In the last decade or so, we have seen a spike in the number of individuals who feel deeply concerned about the way that bodies and women are presented in advertising. According to data from the Be Real Campaign, up to 83% of adults do not feel confident about their body, one third of children say that they worry about the way that they look and an estimated 31% of 25-34 year-olds say that the way they look has stopped them going for a job they wanted.
More recently, we have seen numerous conversations spring up about the types of bodies that we are exposed to. This includes, British singer Jamelia stating that overweight and underweight women should not be able to shop on the High Street, as well as the tragic death of Eloise Aimee Parry who died after taking diet pills she had bought online. The latest has been Protein World’s provocative adverts of a female model clad in a yellow bikini with the words: “Are you beach body ready?” across the London Underground.
83% of adults do not feel confident about their body
In order to contrast such campaigns, we have seen the rise of small (but powerful) photography campaigns which claim to show a diverse range of women’s bodies. As someone who used to work as a plus size model, I long to see a wider presence of body shapes and skin tones in both mainstream fashion/beauty campaigns as well as smaller photography projects, because it is something that we all need to see. Many men and women do not realise the amount of make up, special lighting, airbrushing and photo editing that goes into shoots and images before they are printed and distributed to the masses.
Whenever I see a new campaign which highlights ‘diverse’ beauty through things such as stretch marks, wrinkles, greying hair, women’s bodies post pregnancy and more, I’m usually quite impressed with what is offered. That wasn’t until I recently took a closer look at how ‘diverse’ these beauty campaigns claim to be. Every now and then, there’s an image of an African-Caribbean woman dotted among a plethora of white women, but not a single Asian woman. I’m not sure about you, but to me, that’s not what I call a ‘diverse’ beauty campaign.
It’s problematic enough that women of colour do not feature regularly in such campaigns
Before I continue, I just want to clear up what my definition of “Asian” is. I’m very aware that in America the term “East Asian” refers to individuals from the sub-continent, whereas “Asian” is used in the UK to describe individuals of sub-continental descent.
For a start, it’s problematic enough that women of colour are not regularly counted or feature in such campaigns. Secondly, where have all the Asian women gone and why aren’t we being included?

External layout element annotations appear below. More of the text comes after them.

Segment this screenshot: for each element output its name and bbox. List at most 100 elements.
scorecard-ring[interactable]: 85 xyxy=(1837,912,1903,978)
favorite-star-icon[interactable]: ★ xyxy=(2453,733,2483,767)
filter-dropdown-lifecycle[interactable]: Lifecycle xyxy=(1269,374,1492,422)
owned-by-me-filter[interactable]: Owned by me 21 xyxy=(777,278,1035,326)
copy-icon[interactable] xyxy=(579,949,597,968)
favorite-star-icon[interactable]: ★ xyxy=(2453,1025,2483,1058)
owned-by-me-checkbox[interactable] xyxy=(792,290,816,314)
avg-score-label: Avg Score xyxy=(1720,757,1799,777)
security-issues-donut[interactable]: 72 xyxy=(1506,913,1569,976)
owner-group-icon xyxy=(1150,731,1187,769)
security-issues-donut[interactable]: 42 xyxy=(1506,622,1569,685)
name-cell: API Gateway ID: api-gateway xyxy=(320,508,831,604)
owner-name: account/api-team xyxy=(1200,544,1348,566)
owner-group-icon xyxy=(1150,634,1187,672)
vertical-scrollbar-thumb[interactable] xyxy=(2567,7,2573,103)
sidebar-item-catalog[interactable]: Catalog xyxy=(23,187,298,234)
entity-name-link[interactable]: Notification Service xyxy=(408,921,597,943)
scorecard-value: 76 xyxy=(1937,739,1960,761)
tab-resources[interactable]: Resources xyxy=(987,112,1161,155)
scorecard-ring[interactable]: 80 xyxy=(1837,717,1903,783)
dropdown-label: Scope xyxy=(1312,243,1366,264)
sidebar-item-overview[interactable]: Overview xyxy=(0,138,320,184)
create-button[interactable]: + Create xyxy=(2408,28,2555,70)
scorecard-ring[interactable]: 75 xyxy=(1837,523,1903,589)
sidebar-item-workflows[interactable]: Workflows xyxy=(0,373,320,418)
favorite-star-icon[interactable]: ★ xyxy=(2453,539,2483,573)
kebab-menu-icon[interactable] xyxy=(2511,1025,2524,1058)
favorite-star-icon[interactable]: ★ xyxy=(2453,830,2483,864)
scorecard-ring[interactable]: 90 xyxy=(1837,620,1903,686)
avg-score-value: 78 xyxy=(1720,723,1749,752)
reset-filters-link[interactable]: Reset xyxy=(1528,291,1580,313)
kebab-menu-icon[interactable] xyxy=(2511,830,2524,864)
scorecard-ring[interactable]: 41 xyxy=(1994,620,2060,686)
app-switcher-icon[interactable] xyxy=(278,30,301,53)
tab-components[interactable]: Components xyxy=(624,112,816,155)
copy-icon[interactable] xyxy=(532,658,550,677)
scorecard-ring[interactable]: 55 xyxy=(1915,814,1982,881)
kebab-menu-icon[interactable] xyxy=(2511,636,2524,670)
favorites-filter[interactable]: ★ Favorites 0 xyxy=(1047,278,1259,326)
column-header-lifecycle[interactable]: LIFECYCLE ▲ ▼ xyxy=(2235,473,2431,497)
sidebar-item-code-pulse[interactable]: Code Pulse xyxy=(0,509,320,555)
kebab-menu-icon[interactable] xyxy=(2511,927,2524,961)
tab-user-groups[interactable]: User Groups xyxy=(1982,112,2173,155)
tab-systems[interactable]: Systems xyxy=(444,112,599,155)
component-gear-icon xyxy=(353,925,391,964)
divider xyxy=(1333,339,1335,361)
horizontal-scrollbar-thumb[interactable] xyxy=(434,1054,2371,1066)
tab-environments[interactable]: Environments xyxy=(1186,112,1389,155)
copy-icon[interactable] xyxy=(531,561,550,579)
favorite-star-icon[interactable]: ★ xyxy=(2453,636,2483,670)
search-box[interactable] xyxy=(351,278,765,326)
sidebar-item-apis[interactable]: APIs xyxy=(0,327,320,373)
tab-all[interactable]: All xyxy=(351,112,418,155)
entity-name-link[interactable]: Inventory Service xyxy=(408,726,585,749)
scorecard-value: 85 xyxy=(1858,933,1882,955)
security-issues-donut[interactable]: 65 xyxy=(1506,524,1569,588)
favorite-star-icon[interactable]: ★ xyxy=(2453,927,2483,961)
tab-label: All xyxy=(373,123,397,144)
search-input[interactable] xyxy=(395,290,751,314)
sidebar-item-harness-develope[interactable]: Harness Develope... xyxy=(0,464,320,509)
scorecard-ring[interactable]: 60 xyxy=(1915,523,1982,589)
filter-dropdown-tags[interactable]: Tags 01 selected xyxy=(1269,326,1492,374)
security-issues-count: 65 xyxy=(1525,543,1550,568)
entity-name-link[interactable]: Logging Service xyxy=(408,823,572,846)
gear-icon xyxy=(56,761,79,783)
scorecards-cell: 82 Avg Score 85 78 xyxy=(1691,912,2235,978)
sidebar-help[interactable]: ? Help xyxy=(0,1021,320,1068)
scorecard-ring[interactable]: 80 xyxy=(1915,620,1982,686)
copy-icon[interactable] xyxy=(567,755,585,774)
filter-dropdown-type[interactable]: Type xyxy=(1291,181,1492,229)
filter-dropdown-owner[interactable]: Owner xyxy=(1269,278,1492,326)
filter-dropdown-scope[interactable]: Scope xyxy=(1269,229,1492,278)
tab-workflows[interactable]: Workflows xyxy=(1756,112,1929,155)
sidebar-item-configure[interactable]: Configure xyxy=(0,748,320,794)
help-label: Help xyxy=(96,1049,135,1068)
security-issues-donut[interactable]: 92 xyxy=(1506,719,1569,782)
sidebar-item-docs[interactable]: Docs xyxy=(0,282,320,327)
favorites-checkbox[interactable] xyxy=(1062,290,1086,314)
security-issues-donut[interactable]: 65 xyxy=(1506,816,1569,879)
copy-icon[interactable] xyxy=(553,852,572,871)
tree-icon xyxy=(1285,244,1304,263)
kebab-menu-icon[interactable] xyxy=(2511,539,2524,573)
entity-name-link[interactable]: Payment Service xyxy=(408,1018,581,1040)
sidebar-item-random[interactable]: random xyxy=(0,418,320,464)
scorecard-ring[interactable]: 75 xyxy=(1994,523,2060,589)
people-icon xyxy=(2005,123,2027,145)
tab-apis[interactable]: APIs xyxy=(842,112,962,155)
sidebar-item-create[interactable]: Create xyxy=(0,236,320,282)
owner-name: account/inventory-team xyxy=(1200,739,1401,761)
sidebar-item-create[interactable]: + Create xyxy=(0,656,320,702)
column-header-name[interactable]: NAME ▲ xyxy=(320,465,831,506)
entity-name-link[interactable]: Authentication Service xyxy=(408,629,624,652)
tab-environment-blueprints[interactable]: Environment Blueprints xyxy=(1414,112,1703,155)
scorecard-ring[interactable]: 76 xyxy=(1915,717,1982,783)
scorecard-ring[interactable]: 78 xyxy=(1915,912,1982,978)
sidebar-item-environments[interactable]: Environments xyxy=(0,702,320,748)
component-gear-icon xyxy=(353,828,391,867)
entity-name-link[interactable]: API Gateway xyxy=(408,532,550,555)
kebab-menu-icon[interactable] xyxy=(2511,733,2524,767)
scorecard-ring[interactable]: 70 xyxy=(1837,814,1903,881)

In a continent that contains around 60% of the world’s population and a massive Diaspora- we’re not exactly in short supply.
People were shocked that I was “allowed” to do that kind of work
This attitude comes despite the fact that India, along with Venezuela, has produced more Miss World winners than any other country, with Lakshmi Menon becoming the world’s first Indian supermodel. Many Indian Miss World winners, such as Aishwarya Rai and Priyanka Chopra, go on to achieve international recognition. In addition, we are seeing more and more South Asian women in the diaspora make their mark upon the beauty and fashion world such as Neelam Johal for Burberry and Nina Davuluri – who was the first Indian-American woman to win Miss America 2014 and Miss New York (2013).
But during my time as a plus size model, I hardly ever saw other Asian women in campaigns. I’m happy to say that there’s more and more of us moving into beauty and fashion as bloggers, designers, models, buyers and owners. There are many reasons as to why people think that Asian women do not regularly appear in fashion and beauty campaigns. One major reason, that I can ascertain from my personal experience, is that agencies do not approach Asian women and do not know where to ‘find them.’ The latter has always made me laugh; it’s as though they expect to knock on a door and find us all sat around a table together. In fact, many people who saw me reacted as though they’d seen a dinosaur and were shocked that I was “allowed” to do that kind of work.
Another reason is that many Asian cultures do not allow their girls to join the fashion and beauty world because they are concerned it may dilute their traditions or values as well as expose their girls to an industry which is notorious for wreaking havoc with self esteem. This has some truth to it as Asians tend to gravitate towards traditional careers such as Law and Medicine – but there is an increasing number who are now moving into tech and creative industries as they become more respected among various Asian communities. Being Asian and carving out a career in an industry that has not been tried and tested is not a regular occurrence in our communities – but it is fast becoming a reality that we must start learning to embrace.